My whole life I have been labeled, "shy". This word is never meant in any way other than derogatory. I have had this word applied to me so often that perhaps it fused into my very soul and influenced my development. I have to wonder whether the label kept me from reaching out to others through the years, kept me in a little box neatly labeled "shy" in which I was previously categorized. I always thought I was just defective that way, but I just wonder whether it was that perception of myself, imposed by someone outside myself, that kept me practicing shy behavior always.
I personally have such people-pleasing tendencies that I always try to live up to whatever people expect of me. Wouldn't want to disappoint them, and if someone says I'm defective I must be defective.
For a people-pleaser it can be dangerous to identify too closely with "good" labels as well. For me such identification influences me to take fewer risks and keep myself inside my own little bubble.

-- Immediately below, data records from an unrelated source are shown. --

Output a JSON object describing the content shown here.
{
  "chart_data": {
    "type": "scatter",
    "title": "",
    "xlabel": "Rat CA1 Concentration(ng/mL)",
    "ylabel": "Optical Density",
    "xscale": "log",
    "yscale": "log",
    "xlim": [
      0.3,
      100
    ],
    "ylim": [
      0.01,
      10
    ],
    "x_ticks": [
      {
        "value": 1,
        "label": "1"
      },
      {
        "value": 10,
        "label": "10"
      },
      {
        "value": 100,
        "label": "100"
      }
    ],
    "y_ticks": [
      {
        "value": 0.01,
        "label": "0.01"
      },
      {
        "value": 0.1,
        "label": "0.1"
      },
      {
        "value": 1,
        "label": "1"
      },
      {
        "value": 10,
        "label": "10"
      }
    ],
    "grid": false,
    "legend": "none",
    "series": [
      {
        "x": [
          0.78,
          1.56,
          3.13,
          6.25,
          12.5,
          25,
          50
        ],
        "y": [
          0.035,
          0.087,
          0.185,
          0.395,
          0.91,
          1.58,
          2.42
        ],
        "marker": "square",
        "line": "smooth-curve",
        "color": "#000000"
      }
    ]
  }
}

I have always been interested in baking, and am known for making really good desserts. Sometimes I'm afraid of ruining this reputation by trying new recipes/techniques. What if it comes out bad? Will I no longer be Rachel, "good baker"?
If I am "creative" and my creation turns out ugly, will people think I'm still "creative"?
If I'm "smart" and become a Christian, which I always thought was the epitome of stupidity, will people still think I'm "smart"?
Growing up I always thought that my parents' love was contingent upon achievement. I don't remember being praised very often except for when I brought home good grades and report cards. I tried playing sports to win the approval of my dad, even though I didn't really like sports. I know they didn't intentionally train me to think that way, and that it really isn't true. But my perception of myself being an "achiever" kept me chained to this never ending cycle of trying to win love by doing instead of being.
Self-identifying with these labels tends to keep me from living life unencumbered.
I hope that as I raise Baby Lilly I will be careful about applying labels to her which I don't want to her to claim and self-identify with, especially derogatory labels.
I hope I can be careful about labeling the behavior and not the person.
This goes beyond myself and my relationship with my daughter. Applied to other people, I think it can help foster true charity because people are more than their behaviors and circumstances. Anyone is capable of change if you only show them patience, and beyond that, we all deserve to be loved because of our inherent dignity as human beings created in the image and likeness of God. Not for being useful or fulfilling certain roles for other people.
One of my highest goals is to live with integrity. Let go of imposed or self-imposed labels and become the woman that God designed me to be.